SUPERBACTÉRIAS – A programação do Meeting the Experts debaterá temas que inquietam os cientistas, como por exemplo a resistência cada vez maior das bactérias aos antibióticos. “O problema é mundial. Prescrição errada e uso irracional de antimicrobianos têm transformado as comuns pneumococos e estafilococos em superbactérias e gerado mais internação, mais custos de tratamento e falta de controle de doenças”, avalia Dr. Cimerman.

DHGNA – Os especialistas também debaterão a Doença Hepática Gordurosa Não Alcoólica (DHGNA), já batizada como um dos “males do século XXI”. Intimamente ligada à síndrome metabólica, que reúne diabetes, obesidade, hipertensão e outras enfermidades, a DHGNA não tem atualmente um tratamento eficaz, seja dieta, exercício físico ou remédio. Ela começa com uma esteatose e evolui para esteato-hepatite (fibrose), cirrose e carcinoma hepato (câncer), nesta ordem.

“Vamos debater a perspectiva aprovação e acesso a cinco drogas que estão em fase 3 de pesquisa e que poderão trazer um alento para esses pacientes”, informa o pós-doutor em hepatologista Mário Reis, em referências às substâncias selonsertib, elafibranor, cenicriviroc, ácido obeticólico e liraglutida.

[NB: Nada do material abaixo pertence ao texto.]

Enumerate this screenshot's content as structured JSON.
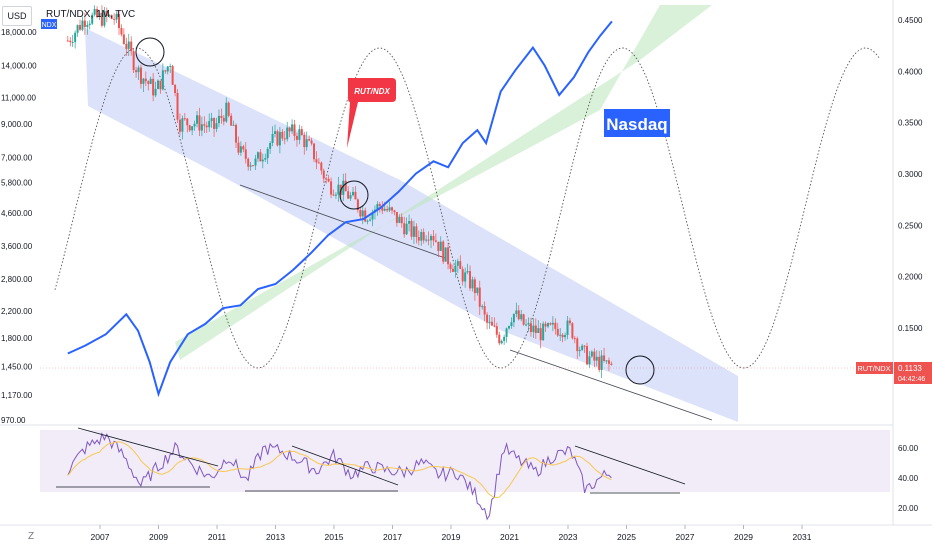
{
  "header": {
    "title": "RUT/NDX, 1M, TVC",
    "currency_button": "USD",
    "ndx_badge": "NDX"
  },
  "colors": {
    "up": "#26a69a",
    "down": "#ef5350",
    "ndx_line": "#2962ff",
    "rsi": "#7e57c2",
    "rsi_ma": "#f9c74f",
    "channel": "#b9c6f5",
    "uptrend": "#b8e6b8"
  },
  "annotations": {
    "rut_ndx_callout": "RUT/NDX",
    "nasdaq_label": "Nasdaq"
  },
  "price_badge": {
    "label": "RUT/NDX",
    "value": "0.1133",
    "countdown": "04:42:46"
  },
  "footer": {
    "z_button": "Z"
  },
  "chart_data": [
    {
      "type": "candlestick",
      "name": "RUT/NDX",
      "x_ticks": [
        "2007",
        "2009",
        "2011",
        "2013",
        "2015",
        "2017",
        "2019",
        "2021",
        "2023",
        "2025",
        "2027",
        "2029",
        "2031"
      ],
      "right_ticks": [
        "0.4500",
        "0.4000",
        "0.3500",
        "0.3000",
        "0.2500",
        "0.2000",
        "0.1500"
      ],
      "left_ticks": [
        "18,000.00",
        "14,000.00",
        "11,000.00",
        "9,000.00",
        "7,000.00",
        "5,800.00",
        "4,600.00",
        "3,600.00",
        "2,800.00",
        "2,200.00",
        "1,800.00",
        "1,450.00",
        "1,170.00",
        "970.00"
      ],
      "ratio_path": [
        [
          2005.9,
          0.43
        ],
        [
          2006.5,
          0.452
        ],
        [
          2007.5,
          0.452
        ],
        [
          2008.3,
          0.4
        ],
        [
          2008.9,
          0.38
        ],
        [
          2009.4,
          0.41
        ],
        [
          2009.7,
          0.35
        ],
        [
          2010.3,
          0.35
        ],
        [
          2010.9,
          0.345
        ],
        [
          2011.3,
          0.362
        ],
        [
          2011.8,
          0.32
        ],
        [
          2012.3,
          0.31
        ],
        [
          2012.8,
          0.33
        ],
        [
          2013.3,
          0.34
        ],
        [
          2013.8,
          0.34
        ],
        [
          2014.3,
          0.32
        ],
        [
          2014.8,
          0.29
        ],
        [
          2015.3,
          0.285
        ],
        [
          2015.8,
          0.27
        ],
        [
          2016.1,
          0.26
        ],
        [
          2016.6,
          0.27
        ],
        [
          2017.2,
          0.255
        ],
        [
          2017.8,
          0.24
        ],
        [
          2018.3,
          0.245
        ],
        [
          2018.8,
          0.22
        ],
        [
          2019.3,
          0.205
        ],
        [
          2019.8,
          0.19
        ],
        [
          2020.2,
          0.155
        ],
        [
          2020.7,
          0.14
        ],
        [
          2021.1,
          0.165
        ],
        [
          2021.6,
          0.15
        ],
        [
          2022.1,
          0.145
        ],
        [
          2022.6,
          0.15
        ],
        [
          2023.1,
          0.15
        ],
        [
          2023.5,
          0.125
        ],
        [
          2023.9,
          0.118
        ],
        [
          2024.3,
          0.114
        ],
        [
          2024.5,
          0.1133
        ]
      ]
    },
    {
      "type": "line",
      "name": "NDX",
      "points": [
        [
          2005.9,
          1600
        ],
        [
          2006.5,
          1700
        ],
        [
          2007.2,
          1850
        ],
        [
          2007.9,
          2150
        ],
        [
          2008.3,
          1900
        ],
        [
          2008.7,
          1500
        ],
        [
          2009.0,
          1180
        ],
        [
          2009.4,
          1500
        ],
        [
          2010.0,
          1850
        ],
        [
          2010.6,
          2000
        ],
        [
          2011.2,
          2250
        ],
        [
          2011.8,
          2300
        ],
        [
          2012.4,
          2600
        ],
        [
          2013.0,
          2700
        ],
        [
          2013.6,
          3000
        ],
        [
          2014.2,
          3400
        ],
        [
          2014.8,
          3900
        ],
        [
          2015.4,
          4300
        ],
        [
          2016.0,
          4400
        ],
        [
          2016.6,
          4800
        ],
        [
          2017.2,
          5400
        ],
        [
          2017.8,
          6200
        ],
        [
          2018.4,
          6800
        ],
        [
          2018.9,
          6500
        ],
        [
          2019.4,
          7800
        ],
        [
          2019.9,
          8600
        ],
        [
          2020.2,
          7800
        ],
        [
          2020.7,
          11500
        ],
        [
          2021.2,
          13500
        ],
        [
          2021.8,
          16000
        ],
        [
          2022.2,
          14000
        ],
        [
          2022.7,
          11200
        ],
        [
          2023.2,
          12800
        ],
        [
          2023.7,
          15500
        ],
        [
          2024.1,
          17500
        ],
        [
          2024.5,
          19500
        ]
      ]
    },
    {
      "type": "line",
      "name": "RSI",
      "y_ticks": [
        "60.00",
        "40.00",
        "20.00"
      ],
      "ylim": [
        10,
        75
      ],
      "points": [
        [
          2005.9,
          45
        ],
        [
          2006.5,
          60
        ],
        [
          2007.2,
          68
        ],
        [
          2007.8,
          55
        ],
        [
          2008.4,
          35
        ],
        [
          2009.0,
          48
        ],
        [
          2009.6,
          60
        ],
        [
          2010.2,
          48
        ],
        [
          2010.8,
          40
        ],
        [
          2011.4,
          55
        ],
        [
          2012.0,
          38
        ],
        [
          2012.6,
          60
        ],
        [
          2013.2,
          58
        ],
        [
          2013.8,
          52
        ],
        [
          2014.4,
          45
        ],
        [
          2015.0,
          55
        ],
        [
          2015.6,
          42
        ],
        [
          2016.2,
          48
        ],
        [
          2016.8,
          45
        ],
        [
          2017.4,
          44
        ],
        [
          2018.0,
          50
        ],
        [
          2018.6,
          42
        ],
        [
          2019.2,
          44
        ],
        [
          2019.8,
          30
        ],
        [
          2020.3,
          15
        ],
        [
          2020.8,
          60
        ],
        [
          2021.3,
          52
        ],
        [
          2021.9,
          44
        ],
        [
          2022.5,
          55
        ],
        [
          2023.1,
          58
        ],
        [
          2023.6,
          32
        ],
        [
          2024.1,
          40
        ],
        [
          2024.5,
          44
        ]
      ]
    }
  ]
}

Professor da Universidade Federal do Rio grande do Sul (UFRGS) e um dos coordenadores científicos do evento, Dr. Reis será moderador de debate com especialistas latino-americanos sobre o Projeto ECHO, desenvolvido pela UFRGS e pela Universidade Novo México (EUA) como uma rede online de produção e intercâmbio de conhecimentos sobre o tratamento de doenças crônicas, epidêmicas e complexas, a começar pela hepatite C. O ensino é conduzido por mentores que agilizam a atualização de médicos, enfermeiros e outros especialistas no que há de melhor em boas práticas clínicas.